HESI RN
HESI Exit Exam RN Capstone
1. A client with hypoglycemia is unresponsive. What is the nurse's priority action?
- A. Administer intravenous dextrose.
- B. Check the client's blood glucose level.
- C. Administer glucagon intramuscularly.
- D. Prepare to administer oral glucose.
Correct answer: C
Rationale: The correct answer is to administer glucagon intramuscularly. In an unresponsive hypoglycemic client, administering glucagon intramuscularly is the priority action as it helps raise blood glucose levels quickly. Intravenous dextrose may be challenging to administer in an unresponsive client. Checking the client's blood glucose level is important but not the priority when the client is unresponsive. Preparing to administer oral glucose is not ideal for an unresponsive client as they may not be able to swallow.
2. A client is admitted with pneumonia and is started on antibiotics. After 3 days, the client reports difficulty breathing and a rash. What is the nurse's first action?
- A. Administer epinephrine
- B. Discontinue the antibiotic
- C. Assess the client's oxygen saturation
- D. Call the healthcare provider
Correct answer: B
Rationale: The client's difficulty breathing and rash suggest a possible allergic reaction to the antibiotic.
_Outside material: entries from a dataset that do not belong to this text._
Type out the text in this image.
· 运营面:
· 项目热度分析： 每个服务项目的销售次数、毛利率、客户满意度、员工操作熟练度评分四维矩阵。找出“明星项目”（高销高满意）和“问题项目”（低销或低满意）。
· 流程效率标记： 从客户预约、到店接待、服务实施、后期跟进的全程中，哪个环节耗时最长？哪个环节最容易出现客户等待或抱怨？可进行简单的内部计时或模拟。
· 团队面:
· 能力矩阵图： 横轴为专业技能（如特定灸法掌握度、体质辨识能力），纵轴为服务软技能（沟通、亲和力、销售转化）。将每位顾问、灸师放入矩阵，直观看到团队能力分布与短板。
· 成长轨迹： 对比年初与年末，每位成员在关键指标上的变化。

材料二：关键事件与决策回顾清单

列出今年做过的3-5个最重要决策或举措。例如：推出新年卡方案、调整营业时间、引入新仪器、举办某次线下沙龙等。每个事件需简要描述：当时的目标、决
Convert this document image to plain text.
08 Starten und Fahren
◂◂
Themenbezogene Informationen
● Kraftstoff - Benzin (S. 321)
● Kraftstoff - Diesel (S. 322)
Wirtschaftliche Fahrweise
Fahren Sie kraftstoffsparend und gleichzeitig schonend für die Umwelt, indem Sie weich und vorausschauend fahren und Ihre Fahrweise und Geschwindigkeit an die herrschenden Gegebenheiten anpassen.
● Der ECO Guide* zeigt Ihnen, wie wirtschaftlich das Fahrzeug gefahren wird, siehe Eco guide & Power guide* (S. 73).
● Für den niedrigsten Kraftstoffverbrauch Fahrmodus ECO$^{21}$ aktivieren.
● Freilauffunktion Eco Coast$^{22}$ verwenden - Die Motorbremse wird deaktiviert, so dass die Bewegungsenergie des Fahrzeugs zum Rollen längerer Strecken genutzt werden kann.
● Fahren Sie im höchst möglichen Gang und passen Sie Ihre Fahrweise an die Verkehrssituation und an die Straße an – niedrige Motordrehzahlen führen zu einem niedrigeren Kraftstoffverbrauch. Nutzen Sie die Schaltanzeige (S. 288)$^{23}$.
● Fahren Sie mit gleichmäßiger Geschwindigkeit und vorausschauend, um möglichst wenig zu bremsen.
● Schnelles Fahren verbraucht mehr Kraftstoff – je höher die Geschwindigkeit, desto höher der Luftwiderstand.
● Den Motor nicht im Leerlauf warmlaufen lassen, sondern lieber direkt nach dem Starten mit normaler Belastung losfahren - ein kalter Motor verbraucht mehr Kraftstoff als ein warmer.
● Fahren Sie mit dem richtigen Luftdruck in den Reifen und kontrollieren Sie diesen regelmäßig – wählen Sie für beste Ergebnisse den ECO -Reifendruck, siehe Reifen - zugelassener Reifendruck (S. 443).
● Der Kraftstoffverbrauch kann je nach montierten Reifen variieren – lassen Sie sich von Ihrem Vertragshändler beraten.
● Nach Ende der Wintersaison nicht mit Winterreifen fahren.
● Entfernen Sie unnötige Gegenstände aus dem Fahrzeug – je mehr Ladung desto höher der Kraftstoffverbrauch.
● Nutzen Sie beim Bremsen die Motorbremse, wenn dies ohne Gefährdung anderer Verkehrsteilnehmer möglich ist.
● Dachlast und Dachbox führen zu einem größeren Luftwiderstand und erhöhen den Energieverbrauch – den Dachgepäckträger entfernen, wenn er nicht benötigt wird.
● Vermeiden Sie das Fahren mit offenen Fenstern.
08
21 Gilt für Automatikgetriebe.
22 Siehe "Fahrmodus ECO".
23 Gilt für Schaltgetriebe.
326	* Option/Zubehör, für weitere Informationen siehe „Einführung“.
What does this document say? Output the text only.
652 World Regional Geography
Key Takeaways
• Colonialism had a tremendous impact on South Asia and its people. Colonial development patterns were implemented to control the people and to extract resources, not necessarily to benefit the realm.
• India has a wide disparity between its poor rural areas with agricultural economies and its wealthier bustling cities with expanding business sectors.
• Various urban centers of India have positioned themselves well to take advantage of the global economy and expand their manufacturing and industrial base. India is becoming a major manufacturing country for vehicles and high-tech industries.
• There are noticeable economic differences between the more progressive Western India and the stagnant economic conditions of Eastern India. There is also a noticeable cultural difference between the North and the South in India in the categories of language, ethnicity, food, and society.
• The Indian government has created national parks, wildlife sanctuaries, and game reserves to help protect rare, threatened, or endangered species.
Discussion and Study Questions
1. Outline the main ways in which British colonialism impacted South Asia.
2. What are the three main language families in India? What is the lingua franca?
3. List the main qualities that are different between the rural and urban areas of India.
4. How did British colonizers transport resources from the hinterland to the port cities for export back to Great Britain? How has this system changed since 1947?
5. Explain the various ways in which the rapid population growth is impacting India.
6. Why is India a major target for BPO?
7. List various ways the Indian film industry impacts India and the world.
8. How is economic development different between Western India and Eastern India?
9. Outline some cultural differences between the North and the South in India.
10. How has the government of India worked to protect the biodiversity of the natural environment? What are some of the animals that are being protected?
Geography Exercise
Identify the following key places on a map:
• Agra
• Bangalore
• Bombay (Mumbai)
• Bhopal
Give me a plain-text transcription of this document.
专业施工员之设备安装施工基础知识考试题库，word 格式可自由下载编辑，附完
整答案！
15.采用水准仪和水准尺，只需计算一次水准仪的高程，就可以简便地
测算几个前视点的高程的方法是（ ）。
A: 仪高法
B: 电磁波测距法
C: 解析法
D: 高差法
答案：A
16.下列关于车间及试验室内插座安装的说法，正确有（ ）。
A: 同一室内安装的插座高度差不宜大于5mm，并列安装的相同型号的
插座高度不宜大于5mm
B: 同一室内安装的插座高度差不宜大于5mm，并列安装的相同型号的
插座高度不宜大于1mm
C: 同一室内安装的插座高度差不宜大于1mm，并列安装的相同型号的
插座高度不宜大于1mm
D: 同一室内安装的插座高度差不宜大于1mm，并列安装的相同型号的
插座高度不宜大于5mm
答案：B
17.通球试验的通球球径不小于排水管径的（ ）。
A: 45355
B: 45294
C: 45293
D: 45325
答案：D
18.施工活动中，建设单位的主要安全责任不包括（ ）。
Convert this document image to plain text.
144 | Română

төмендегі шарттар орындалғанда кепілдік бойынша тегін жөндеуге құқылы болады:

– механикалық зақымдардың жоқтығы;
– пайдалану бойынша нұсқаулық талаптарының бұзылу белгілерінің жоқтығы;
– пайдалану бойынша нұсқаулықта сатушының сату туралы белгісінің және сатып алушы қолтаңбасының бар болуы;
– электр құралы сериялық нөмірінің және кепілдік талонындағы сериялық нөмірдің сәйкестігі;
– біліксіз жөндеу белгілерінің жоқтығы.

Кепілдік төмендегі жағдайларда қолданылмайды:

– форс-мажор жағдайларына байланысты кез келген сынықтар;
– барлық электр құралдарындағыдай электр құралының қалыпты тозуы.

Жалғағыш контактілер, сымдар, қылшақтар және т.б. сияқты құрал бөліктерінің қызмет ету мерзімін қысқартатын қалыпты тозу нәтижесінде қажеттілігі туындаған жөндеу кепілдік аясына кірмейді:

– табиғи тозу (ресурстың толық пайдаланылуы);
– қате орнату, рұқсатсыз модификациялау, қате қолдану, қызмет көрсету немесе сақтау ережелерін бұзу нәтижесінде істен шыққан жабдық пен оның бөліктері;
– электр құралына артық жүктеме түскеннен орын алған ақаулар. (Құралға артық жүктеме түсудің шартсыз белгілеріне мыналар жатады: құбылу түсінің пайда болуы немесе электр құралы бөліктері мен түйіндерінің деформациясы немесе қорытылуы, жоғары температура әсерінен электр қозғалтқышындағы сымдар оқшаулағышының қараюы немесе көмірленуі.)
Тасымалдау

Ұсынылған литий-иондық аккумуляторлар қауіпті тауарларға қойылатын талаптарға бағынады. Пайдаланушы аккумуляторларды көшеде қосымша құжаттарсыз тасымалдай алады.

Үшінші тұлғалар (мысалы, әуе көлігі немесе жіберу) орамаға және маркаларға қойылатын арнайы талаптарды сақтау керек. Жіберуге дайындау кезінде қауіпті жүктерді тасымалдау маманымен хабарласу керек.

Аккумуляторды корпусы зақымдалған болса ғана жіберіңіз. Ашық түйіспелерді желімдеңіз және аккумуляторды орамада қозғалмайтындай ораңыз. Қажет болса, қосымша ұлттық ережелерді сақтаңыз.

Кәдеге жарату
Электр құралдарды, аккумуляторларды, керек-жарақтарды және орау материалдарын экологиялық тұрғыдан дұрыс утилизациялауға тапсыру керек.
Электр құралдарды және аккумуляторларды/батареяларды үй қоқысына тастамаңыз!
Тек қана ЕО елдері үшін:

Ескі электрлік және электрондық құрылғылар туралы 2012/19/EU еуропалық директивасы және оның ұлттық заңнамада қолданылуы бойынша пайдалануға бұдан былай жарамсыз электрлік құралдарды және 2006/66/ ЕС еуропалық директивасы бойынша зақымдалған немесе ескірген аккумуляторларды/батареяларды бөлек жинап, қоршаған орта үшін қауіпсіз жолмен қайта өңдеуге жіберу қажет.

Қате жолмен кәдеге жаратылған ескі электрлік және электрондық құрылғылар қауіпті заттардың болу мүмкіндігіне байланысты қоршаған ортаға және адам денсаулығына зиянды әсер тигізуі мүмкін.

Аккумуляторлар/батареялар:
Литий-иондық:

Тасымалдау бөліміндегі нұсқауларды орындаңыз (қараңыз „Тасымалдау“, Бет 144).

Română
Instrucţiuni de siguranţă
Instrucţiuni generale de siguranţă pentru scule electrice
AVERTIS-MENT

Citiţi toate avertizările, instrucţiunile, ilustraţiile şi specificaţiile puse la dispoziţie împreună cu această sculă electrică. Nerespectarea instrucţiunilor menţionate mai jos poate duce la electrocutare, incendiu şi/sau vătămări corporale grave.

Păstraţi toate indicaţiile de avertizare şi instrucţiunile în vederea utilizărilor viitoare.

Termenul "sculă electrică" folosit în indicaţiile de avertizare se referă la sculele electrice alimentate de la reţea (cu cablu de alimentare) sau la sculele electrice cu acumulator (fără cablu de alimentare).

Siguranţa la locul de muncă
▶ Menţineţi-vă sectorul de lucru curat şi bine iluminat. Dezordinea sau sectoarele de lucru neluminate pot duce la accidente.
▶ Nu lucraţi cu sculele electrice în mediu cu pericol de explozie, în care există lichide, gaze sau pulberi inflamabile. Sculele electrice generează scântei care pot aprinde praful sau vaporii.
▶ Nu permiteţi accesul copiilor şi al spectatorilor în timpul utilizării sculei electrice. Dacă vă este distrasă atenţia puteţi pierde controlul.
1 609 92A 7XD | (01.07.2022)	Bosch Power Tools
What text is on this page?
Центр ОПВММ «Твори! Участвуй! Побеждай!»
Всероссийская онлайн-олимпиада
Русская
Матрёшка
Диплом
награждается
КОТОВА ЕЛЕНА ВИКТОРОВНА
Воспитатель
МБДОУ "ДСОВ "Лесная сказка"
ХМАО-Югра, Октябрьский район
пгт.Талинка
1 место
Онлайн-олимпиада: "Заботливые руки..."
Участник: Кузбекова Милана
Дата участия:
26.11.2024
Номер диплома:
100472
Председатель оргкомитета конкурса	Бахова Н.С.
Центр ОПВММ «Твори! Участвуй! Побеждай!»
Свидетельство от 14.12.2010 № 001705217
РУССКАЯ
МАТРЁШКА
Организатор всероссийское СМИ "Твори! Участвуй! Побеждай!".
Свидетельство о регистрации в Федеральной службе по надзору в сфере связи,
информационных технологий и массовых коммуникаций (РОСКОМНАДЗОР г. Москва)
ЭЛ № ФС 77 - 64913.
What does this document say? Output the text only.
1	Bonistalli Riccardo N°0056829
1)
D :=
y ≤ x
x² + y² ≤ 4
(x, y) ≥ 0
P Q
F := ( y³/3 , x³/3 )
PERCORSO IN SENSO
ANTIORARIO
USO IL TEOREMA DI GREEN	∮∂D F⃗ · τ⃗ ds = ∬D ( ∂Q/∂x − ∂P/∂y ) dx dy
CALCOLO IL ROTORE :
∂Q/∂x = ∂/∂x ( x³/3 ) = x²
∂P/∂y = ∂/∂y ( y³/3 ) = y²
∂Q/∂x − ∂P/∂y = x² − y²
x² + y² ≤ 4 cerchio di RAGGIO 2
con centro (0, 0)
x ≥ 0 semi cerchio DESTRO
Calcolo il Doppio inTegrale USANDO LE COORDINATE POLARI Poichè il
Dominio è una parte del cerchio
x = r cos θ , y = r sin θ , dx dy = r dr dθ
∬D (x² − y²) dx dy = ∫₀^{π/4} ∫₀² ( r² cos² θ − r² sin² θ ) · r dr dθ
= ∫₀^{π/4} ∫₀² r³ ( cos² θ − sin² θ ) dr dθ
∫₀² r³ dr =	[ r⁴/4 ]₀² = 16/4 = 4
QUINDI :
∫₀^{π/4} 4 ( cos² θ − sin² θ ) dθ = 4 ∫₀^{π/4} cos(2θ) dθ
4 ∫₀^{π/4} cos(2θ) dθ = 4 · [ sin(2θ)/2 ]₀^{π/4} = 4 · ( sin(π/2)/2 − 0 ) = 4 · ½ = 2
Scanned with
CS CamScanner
The first action the nurse should take is to discontinue the antibiotic to prevent further exposure. Administering epinephrine should only be done in severe cases of anaphylaxis, which is not indicated solely by difficulty breathing and rash. While assessing the client's oxygen saturation is important, discontinuing the potential allergen takes precedence. Contacting the healthcare provider should be done after discontinuing the antibiotic and assessing the client to report the situation and seek further guidance.
3. A client with acute kidney injury has an elevated creatinine level. What is the nurse's priority intervention?
- A. Administer diuretics as prescribed.
- B. Prepare the client for dialysis.
- C. Restrict the client’s fluid intake.
- D. Notify the healthcare provider immediately.
Correct answer: B
Rationale: The correct answer is B: Prepare the client for dialysis. Clients with acute kidney injury and elevated creatinine may require dialysis to support kidney function and remove waste products from the blood. Preparing for dialysis ensures timely intervention in preventing further complications. Administering diuretics (Choice A) may worsen the client's condition by further compromising kidney function. Restricting fluid intake (Choice C) may be necessary in some cases, but it is not the priority over preparing for dialysis. Notifying the healthcare provider (Choice D) is important, but the immediate priority is to prepare for dialysis to address the acute kidney injury and elevated creatinine level.
4. An adolescent client with intellectual disability refuses oral hygiene. A behavior modification program is recommended. Which reinforcement is best for the nurse to implement?
- A. Candy for successful oral hygiene tasks.
- B. Tokens for each successful oral hygiene task.
- C. Privilege restrictions for refusing oral hygiene tasks.
- D. Preferred activities or privileges for compliance.
Correct answer: D
Rationale: In this scenario, the best reinforcement for the nurse to implement is preferred activities or privileges for compliance. Positive reinforcement with privileges is effective in encouraging behavior change in adolescents, including those with intellectual disabilities. Choice A (Candy for successful oral hygiene tasks) may not be suitable as it involves providing a sugary reward, which contradicts the goal of oral hygiene. Choice B (Tokens for each successful oral hygiene task) could be effective but may not be as motivating as preferred activities or privileges. Choice C (Privilege restrictions for refusing oral hygiene tasks) focuses on negative reinforcement, which is not as effective as positive reinforcement in behavior modification.
5. While assessing an older client's fall risk, the client reports living at home alone and never falling. Which action should the nurse take?
- A. Suggest moving to an assisted living facility
- B. Continue to obtain client data needed to complete the fall risk survey
- C. Reduce the frequency of fall risk assessments for this client
- D. Confirm that the client is safe living alone
Correct answer: B
Rationale: The correct action for the nurse to take is to continue obtaining client data to complete the fall risk survey. Even though the client reports never falling, it is essential to assess all fall risk factors comprehensively. Fall risk surveys provide valuable information on mobility, vision, medications, and other factors that can impact safety. Option A is incorrect because suggesting moving to an assisted living facility is premature without completing the fall risk assessment. Option C is incorrect as reducing the frequency of fall risk assessments could overlook potential risk factors. Option D is incorrect as the client's statement alone is not enough to confirm their safety living alone; a thorough assessment is necessary.